A brief hiatus in the marathoning tips, to write about an actual run ...
This is the weather to run in. I'm not running much at the moment, just two or three times a week, not even thirty miles, which is no distance for someone planning to run the London marathon in April, but this is the weather to do it in, especially facing day in the barrenness of the winter fens.
I've moved house, a few miles away from Cambridge. The Cam is now five miles north of here, and sometimes I run there and back, between the farms and the cold storage warehouses. Cambridge was flat, but here it is really flat, the slightest elevation being a source of wonder. Here is the view from the road that heads north from my new house, towards Reach. The rise is the size of a nipple, and breaks the horizontal tedium like a bird's cry.
I went for a run one morning last week, through the snow and ice. It was slow, but the slowness of the snow, and the careful footing you have to take, concealed the appalling weakness of the body. While at the same time footprints in the unbroken snow cannot lie about your decreasing stride length.
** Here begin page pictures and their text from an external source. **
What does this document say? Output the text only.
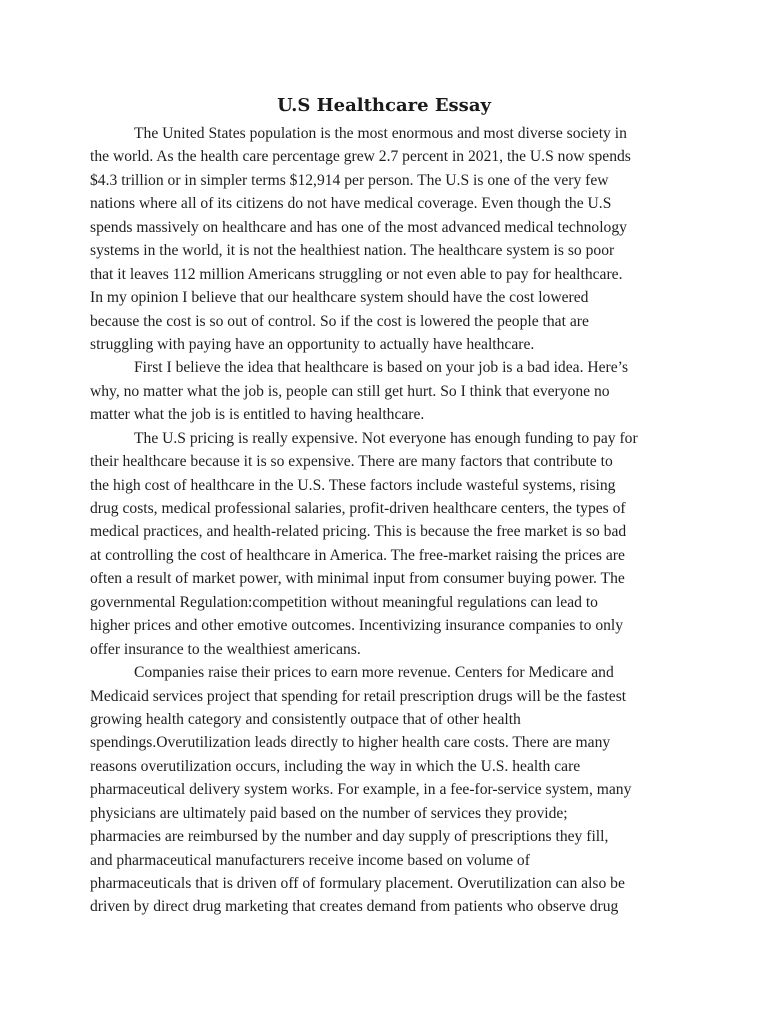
U.S Healthcare Essay
The United States population is the most enormous and most diverse society in
the world. As the health care percentage grew 2.7 percent in 2021, the U.S now spends
$4.3 trillion or in simpler terms $12,914 per person. The U.S is one of the very few
nations where all of its citizens do not have medical coverage. Even though the U.S
spends massively on healthcare and has one of the most advanced medical technology
systems in the world, it is not the healthiest nation. The healthcare system is so poor
that it leaves 112 million Americans struggling or not even able to pay for healthcare.
In my opinion I believe that our healthcare system should have the cost lowered
because the cost is so out of control. So if the cost is lowered the people that are
struggling with paying have an opportunity to actually have healthcare.
First I believe the idea that healthcare is based on your job is a bad idea. Here’s
why, no matter what the job is, people can still get hurt. So I think that everyone no
matter what the job is is entitled to having healthcare.
The U.S pricing is really expensive. Not everyone has enough funding to pay for
their healthcare because it is so expensive. There are many factors that contribute to
the high cost of healthcare in the U.S. These factors include wasteful systems, rising
drug costs, medical professional salaries, profit-driven healthcare centers, the types of
medical practices, and health-related pricing. This is because the free market is so bad
at controlling the cost of healthcare in America. The free-market raising the prices are
often a result of market power, with minimal input from consumer buying power. The
governmental Regulation:competition without meaningful regulations can lead to
higher prices and other emotive outcomes. Incentivizing insurance companies to only
offer insurance to the wealthiest americans.
Companies raise their prices to earn more revenue. Centers for Medicare and
Medicaid services project that spending for retail prescription drugs will be the fastest
growing health category and consistently outpace that of other health
spendings.Overutilization leads directly to higher health care costs. There are many
reasons overutilization occurs, including the way in which the U.S. health care
pharmaceutical delivery system works. For example, in a fee-for-service system, many
physicians are ultimately paid based on the number of services they provide;
pharmacies are reimbursed by the number and day supply of prescriptions they fill,
and pharmaceutical manufacturers receive income based on volume of
pharmaceuticals that is driven off of formulary placement. Overutilization can also be
driven by direct drug marketing that creates demand from patients who observe drug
I crossed a nameless lode and entered White Fen.
I passed humming pylons, scarcely witnessed by man. I passed frozen craters that might have been from Tarkovsky's Stalker, footprints of a greater civilisation, purposelessly left for us humans to wonder at. Or perhaps some fennish landscaping conceived and designed in Peterborough, just big ice-shallows in the scrub.
I arrived at nowhere, turned around, and came back again.
When you see a white-snow road like this, winding away from you, whispering of the miles ahead, it's hard not to feel that it's yours, that you have something in your empty, double-gloved hands no one else does. Runners know about this, but it's easy to forget when you're accepting injury as a reason to stay at home.